Morning Call: Your View by retired Allentown police chief: ‘Spend more on potential, less on penitentiaries’ 
June 22, 2019 by Roger MacLean

If you happen to be looking for high school dropouts, check out Pennsylvania’s state prisons. Four of the 10 inmates sent there in 2018 did not have high school diplomas, according to Michele Hiester, the chief of research and evaluation for the state Department of Corrections.

And if you want to know about young people entangled in the criminal justice system, you’ll find that 13 out of every 100 arrests in Pennsylvania involves someone aged 17 to 24.

Those who commit property and violent crimes leave behind a trail of victims whose sense of personal security has been shattered forever.

Pennsylvania’s law enforcement professionals are tough on criminals because it is their job and their mission, but we know that safer communities start with diverting youth from lives of crime in the first place. We can fight crime by assuring that each Pennsylvania child earns a high school diploma and grows up to lead a productive, law-abiding life.

This path demands a continuum of public investment in childhood, building a foundation of success from birth through graduation. As Pennsylvania’s policymakers set priorities for next year’s state budget, they should seek to:

∗ Strengthen families through voluntary home visiting programs. In 2017 there were 4,836 substantiated reports of child abuse in Pennsylvania, according to the Pennsylvania Department of Human Services. Children who are victims of abuse are more likely to become involved in crime later, most experts agree.

Home visiting is a proven and powerful prevention tool. Trained home visitors coach parents in healthy child development and how to manage the stress that often triggers abuse. Research shows that children are healthier and families are more self-sufficient.

∗ Grow access to early education. From birth to age 5, the brain builds 1 million neural connections a second. These connections are meant to encourage learning, impulse control and physical health, but first, they must be “hard-wired” in place. That is the role of high-quality pre-K and child care, especially when it helps at-risk children overcome the long-term consequences of hardship and trauma at home.

Children from quality early learning do better in school, are likelier to graduate, and are less likely to engage in criminal activity. Our investments earn a “profit” of $27,000 per child in lower costs for special education and criminal justice, and higher earnings when participants enter the workforce, according to a 2018 study from the Washington State Institute for Public Policy.

∗ Adequate and equitable K-12 education funding. High school dropouts are more likely to end up in prison. The seeds of dropping out are planted in early school years, when students fall so far behind academically that they never catch up. Many attend severely financially distressed schools, where classroom amenities are skimpy and career-exploration opportunities are scarce.

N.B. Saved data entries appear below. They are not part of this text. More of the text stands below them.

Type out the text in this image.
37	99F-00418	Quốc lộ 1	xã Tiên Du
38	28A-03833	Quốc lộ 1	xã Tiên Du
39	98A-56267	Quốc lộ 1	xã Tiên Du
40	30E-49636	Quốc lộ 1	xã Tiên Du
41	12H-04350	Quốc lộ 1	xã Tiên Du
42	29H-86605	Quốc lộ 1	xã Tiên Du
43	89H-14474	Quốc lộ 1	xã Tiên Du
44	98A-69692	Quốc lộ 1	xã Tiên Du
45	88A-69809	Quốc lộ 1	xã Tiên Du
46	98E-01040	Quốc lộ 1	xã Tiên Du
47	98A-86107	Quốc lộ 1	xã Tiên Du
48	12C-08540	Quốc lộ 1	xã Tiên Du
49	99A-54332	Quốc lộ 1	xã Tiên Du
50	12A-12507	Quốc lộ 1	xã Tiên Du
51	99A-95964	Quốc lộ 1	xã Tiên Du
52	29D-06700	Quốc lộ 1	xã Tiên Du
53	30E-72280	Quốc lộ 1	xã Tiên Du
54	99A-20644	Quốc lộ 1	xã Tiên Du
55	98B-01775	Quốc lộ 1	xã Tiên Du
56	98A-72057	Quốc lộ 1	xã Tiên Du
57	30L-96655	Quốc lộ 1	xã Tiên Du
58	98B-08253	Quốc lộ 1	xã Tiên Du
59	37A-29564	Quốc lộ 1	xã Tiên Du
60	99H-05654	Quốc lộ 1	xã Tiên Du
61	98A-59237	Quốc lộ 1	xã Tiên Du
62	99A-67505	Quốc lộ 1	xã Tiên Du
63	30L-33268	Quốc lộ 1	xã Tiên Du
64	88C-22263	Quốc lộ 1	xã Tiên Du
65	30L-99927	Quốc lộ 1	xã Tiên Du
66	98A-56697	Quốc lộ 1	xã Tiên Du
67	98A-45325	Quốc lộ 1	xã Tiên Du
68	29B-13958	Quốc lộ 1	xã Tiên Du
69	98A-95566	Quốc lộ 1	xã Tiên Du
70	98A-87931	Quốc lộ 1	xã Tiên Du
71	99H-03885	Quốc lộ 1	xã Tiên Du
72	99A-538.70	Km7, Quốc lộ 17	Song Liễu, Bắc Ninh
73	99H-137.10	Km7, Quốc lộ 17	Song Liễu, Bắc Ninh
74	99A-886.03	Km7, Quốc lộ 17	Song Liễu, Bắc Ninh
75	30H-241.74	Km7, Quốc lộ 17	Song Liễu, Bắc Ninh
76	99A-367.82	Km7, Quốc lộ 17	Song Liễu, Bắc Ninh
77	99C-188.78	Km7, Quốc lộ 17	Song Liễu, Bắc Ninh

Well-designed investments targeted to students most at risk are proven to close achievement gaps and elevate worker wages. Improving our male high school graduation rate by only 5% percent would generate $288 million in savings and increased tax revenue, according the Alliance for Excellent Education’s 2013 report “Saving Futures, Saving Dollars: The Impact of Education on Crime Reduction and Earnings.”

Pennsylvania spends about $43,000 per inmate, according to the Vera Institute’s 2017 report, “The Price of Prisons: Examining State Spending Trends 2010-2015″ — three times more than we spend on public school students and five times the spending on pre-K students.

It’s time to spend more on potential, and less on penitentiaries. Our children will be better educated and our communities will be safer.

Roger J. MacLean is president of the Allentown City Council and a retired Allentown police chief.